Saudades do Filho

 

 

          I. O NASCIMENTO

 

          Esperança, uma cidadezinha no interior do Brasil. Há dezoito anos nasceu Severino. Nada mais, além dos seus três quilos e oitocentos gramas de pura saúde. Olhos bem abertos e de cabeça pelada. Recebera duas palmadas da Doutora Márcia e aplausos de toda uma equipe. “Lindo bebê, disse, enquanto limpava o menino e cortava o cordão umbilical. Que maravilha.” Emocionada. Tudo era fotografado e passava pelas lentes de uma das enfermeiras, a Magali. Uma velha amiga de família. Estava ali somente para registrar os melhores ângulos. Só pra ninguém ficar chorando.

 

          II. O PAI DE SEVERINO

 

          O seu pai Josué era simples no modo de agir – um jovem de vinte e dois anos – três anos mais novo que a sua esposa Catarina. Olhos embebidos de lágrimas. Não se continha. Acompanhava através de uma janela de vidro. Ele e a família assistiam cada passo do evento. Os murmurinhos dos corredores traziam a grande notícia da noite. “Nasceu um menino lindo! Um lindo bebê!” Catarina nem se mexia. Coitada! Talvez pelas dores do parto ou por ter ficado extasiada pelo sublime instante. Com tantas luzes e elogios em sua volta, restou-lhe ficar paralisada com a situação. Emoção?  Quem vai saber? Contudo, uma coisa era certa, as lágrimas indicavam que algo de muito especial acontecia naquele hospital. “Mãe, recomendou a Doutora! Está aqui o seu príncipe encantado”. O menino estava envolto por uma coberta macia de cor verde bem clarinha. “Dê-lhe o peito.” E Severino mamou até ficar em tons roxeados. Tudo era motivo de festa. Todos celebravam mais um nascimento na “Maternidade Futuro”. Severino desde então passou a ser chamado pelo codinome Severinin, em homenagem ao seu avô nordestino.

 

          III. RELACIONAMENTO

 

          No início tudo era mágico. O relacionamento fluía às mil maravilhas. Josué, um carioca esperto, com o passar do tempo a cidade maravilhosa lhe esperava a cada dia de confusões.
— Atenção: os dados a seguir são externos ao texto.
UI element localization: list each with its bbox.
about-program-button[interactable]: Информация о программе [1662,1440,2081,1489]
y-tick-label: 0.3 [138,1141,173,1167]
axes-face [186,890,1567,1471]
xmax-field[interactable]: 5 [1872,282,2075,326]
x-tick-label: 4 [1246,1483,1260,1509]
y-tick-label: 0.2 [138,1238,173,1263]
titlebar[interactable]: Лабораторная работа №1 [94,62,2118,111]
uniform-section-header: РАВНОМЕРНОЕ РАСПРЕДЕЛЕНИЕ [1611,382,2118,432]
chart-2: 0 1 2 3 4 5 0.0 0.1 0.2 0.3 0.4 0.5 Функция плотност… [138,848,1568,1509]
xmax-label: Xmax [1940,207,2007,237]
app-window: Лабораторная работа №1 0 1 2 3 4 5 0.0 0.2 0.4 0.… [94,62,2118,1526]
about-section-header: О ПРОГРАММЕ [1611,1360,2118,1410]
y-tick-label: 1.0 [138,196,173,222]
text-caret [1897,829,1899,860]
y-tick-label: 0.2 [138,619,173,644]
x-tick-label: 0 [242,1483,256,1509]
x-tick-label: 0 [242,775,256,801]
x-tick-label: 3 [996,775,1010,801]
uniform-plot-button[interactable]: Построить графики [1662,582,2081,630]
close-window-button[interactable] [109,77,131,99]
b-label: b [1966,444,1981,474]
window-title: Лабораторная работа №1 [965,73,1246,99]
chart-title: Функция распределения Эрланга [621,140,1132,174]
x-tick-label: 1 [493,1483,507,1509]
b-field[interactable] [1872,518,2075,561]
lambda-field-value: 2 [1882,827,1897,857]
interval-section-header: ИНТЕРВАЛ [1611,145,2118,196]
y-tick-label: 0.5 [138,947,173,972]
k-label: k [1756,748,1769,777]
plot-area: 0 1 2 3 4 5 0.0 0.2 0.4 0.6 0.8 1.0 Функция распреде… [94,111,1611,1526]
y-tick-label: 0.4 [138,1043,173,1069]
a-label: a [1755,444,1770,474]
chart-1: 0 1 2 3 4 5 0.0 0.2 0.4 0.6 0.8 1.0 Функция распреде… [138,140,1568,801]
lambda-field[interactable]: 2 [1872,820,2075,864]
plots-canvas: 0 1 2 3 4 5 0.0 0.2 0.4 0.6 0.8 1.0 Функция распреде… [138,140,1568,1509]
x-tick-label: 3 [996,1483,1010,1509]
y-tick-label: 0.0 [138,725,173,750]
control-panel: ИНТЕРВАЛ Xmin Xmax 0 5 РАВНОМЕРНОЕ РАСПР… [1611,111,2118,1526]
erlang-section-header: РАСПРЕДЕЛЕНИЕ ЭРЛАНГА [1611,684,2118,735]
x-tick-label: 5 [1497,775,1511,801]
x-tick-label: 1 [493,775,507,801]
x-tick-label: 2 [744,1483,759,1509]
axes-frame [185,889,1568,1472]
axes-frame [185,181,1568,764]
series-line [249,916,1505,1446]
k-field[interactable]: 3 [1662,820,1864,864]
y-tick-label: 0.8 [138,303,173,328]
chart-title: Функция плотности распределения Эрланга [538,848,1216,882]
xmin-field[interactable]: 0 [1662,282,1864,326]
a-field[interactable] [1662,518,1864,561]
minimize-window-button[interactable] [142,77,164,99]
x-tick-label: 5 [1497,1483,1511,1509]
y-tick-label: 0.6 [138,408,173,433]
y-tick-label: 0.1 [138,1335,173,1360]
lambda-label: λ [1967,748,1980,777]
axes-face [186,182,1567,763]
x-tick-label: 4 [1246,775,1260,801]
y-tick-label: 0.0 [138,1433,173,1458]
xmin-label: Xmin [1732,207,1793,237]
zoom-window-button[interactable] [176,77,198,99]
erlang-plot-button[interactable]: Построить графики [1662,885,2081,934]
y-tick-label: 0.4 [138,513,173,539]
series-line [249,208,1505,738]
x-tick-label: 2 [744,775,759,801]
Também, não era para menos, os seus parentes e amigos moravam distante da cidade de nascença. Os dias pungentes projetavam os seus pensamentos para distante. Catarina descompensava-se com as ameaças que fazia: “homem imprestável, vai embora e me deixa em paz. Infame! Não aguento mais essa situação.” O que ela não entendia era a verdade de que todas as coisas precisavam acontecer no momento mais propício. Quando queria um vestido, por exemplo, queria aquele vestido. Recomendava Josué – “mulher, sem nos planejarmos, não consigo dar conta de tantas responsabilidades”. Nada podia acontecer, porque os tempos vividos em nosso país eram mais difíceis e amargos.

 

          IV. DIA DE FUTEBOL

 

          Num dia de decisão no futebol, assistiam um dos grandes clássicos da região – o placar marcava Grêmio 0x2 Internacional – Severinin e o seu pai estavam vestidos com as camisas dos seus times favoritos. Embora perdendo para o arquirrival colorado, não paravam de torcer. A esposa (do contra) usava vermelho e branco. Preferia agir com as vozes da razão. Muitas palavras eram jogadas ao vento e impingia o mal para tudo e para todos. A emoção, coitada, nem passava por perto daquela barra de saia. Buscava acreditar que o mundo deveria girar único e exclusivamente para si. Pura falta de sensibilidade e egoísmo à flor da pele. Enfim o jogo congelou com aquele placar e com a disputa por desejos e vontades de Catarina.

 

          V. A SEPARAÇÃO

 

          Paralelo ao turbilhão de acontecimentos, o emprego de Josué proporcionava-lhe a realização de concursos de remoção (já estava com as cartas nas mangas). Uma verdadeira válvula de escape. Exclamou, “vou-me embora! Cansei de passar por situações!” Prontamente acabou por arrumar as malas (as suas malas já estavam quase prontas). Seguiu o seu caminho e parou em sua terra natal. O pai fez tudo o quanto era possível para levar o menino consigo. Ainda pôde ouvir: “um dia você vai se arrepender.” No entanto, do que valeria amar uma pedra? Aos quatro anos de vida, Severinin amargou a dor da separação dos seus pais. Sem calar, dizia repetidamente: “mãe, pai, a culpa foi minha.” Todos os dias era a mesma ladainha: “cadê o meu pai? Foi para o céu? Aonde ele foi?” Pura inocência. Por consequência, judicialmente a sua guarda de menor passou a ser da mãe.

 

          VI. MÃE E FILHO

 

          Ficaram desolados, Severinin e a sua mãe. Pouco a pouco as notícias se desencontravam e a cada dia era um dia de sorte para o simpático menino. A jornada da vida mal começava a dar os seus primeiros passos, rumo para um futuro totalmente desconhecido. A vida ia seguindo o seu percurso e a constituição familiar foi esfacelando-se aos poucos. Uma vez ou outra o menino escapava para a rua e lá passava o dia a perambular.  Quando era noitinha a mãe o chamava, “Severinin passe pra dentro. Já é noite. Moléstia! Seu pai foi embora e nos deixou sem caraminguás. Que infelicidade!” Era a mesma súplica diária. E complementava – “que miserê!” Com aquela infância sem lei, o coitadinho não compreendia muito bem o que se passava. Eram apenas as travessuras de uma criança. No entanto, não se fazia nada e Severinin seguia seco.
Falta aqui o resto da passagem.